Device Files
- One of the kernel important role is to allow applications to access hardware devices
- In the Linux kernel, most devices are presented to user space applications through two different abstractions
- Character device
- Originally, an infinite stream of bytes, with no beginning, no end, no size. The pure example: a serial port.
- Used for serial ports, terminals, but also sound cards, video acquisition devices, frame buffers
- Most of the devices that are not block devices are represented as character devices by the Linux kernel
- Block device
- A device composed of fixed-sized blocks, that can be read and written to store data
- Used for hard disks, USB keys, SD cards, etc.
- Internally, the kernel identifies each device by a triplet of information
- Type (character or block)
- Major (typically the category of device)
- Minor (typically the identifier of the device)
Devices: everything is a file
- A very important Unix design decision was to represent most of the ``system objects'' as files
- It allows applications to manipulate all “system objects” with the normal file API (open, read, write, close, etc.)

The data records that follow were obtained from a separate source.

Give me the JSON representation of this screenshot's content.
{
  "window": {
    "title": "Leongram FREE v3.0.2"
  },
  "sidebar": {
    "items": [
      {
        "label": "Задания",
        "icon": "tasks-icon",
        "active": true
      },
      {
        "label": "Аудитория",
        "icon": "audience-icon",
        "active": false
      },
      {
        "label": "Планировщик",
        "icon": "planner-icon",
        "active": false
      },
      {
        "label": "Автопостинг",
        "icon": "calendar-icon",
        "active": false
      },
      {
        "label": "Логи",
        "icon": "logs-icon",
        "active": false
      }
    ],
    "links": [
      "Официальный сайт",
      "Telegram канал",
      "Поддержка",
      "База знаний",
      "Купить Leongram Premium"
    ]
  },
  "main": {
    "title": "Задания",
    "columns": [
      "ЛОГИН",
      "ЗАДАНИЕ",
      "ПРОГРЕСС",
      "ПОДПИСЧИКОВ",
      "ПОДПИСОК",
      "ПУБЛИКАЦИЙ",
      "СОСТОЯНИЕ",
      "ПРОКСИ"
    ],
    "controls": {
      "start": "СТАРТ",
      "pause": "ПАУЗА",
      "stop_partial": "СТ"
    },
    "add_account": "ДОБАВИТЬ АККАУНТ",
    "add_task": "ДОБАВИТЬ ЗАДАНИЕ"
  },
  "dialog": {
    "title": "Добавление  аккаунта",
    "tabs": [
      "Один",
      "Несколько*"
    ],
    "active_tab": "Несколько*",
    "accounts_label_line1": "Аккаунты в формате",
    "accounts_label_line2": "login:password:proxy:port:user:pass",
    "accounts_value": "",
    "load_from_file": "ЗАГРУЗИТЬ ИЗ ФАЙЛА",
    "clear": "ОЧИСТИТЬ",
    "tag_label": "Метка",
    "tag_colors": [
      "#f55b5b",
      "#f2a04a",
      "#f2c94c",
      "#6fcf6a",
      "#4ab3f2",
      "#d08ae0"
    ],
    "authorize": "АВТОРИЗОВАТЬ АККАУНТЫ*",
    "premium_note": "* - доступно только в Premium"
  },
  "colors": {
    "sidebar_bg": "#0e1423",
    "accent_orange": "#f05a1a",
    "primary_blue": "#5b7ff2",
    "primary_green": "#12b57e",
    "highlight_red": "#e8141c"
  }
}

- So, devices had to be represented as files to the applications
- This is done through a special artifact called a device file
- It is a special type of file, that associates a file name visible to user space applications to the triplet (type, major, minor) that the kernel understands
- All device files are by convention stored in the /dev directory
Creating device files
- Before Linux 2.6.32, on basic Linux systems, the device files had to be created manually using the mknod command
- mknod /dev/ [c|b] major minor
- Needed root privileges
- Coherency between device files and devices handled by the kernel was left to the system developer
- The devtmpfs virtual filesystem can be mounted on /dev and contains all the devices known to the kernel. The CONFIG_DEVTMPFS_MOUNT kernel configuration option makes the kernel mount it automatically at boot time, except when booting on an initramfs.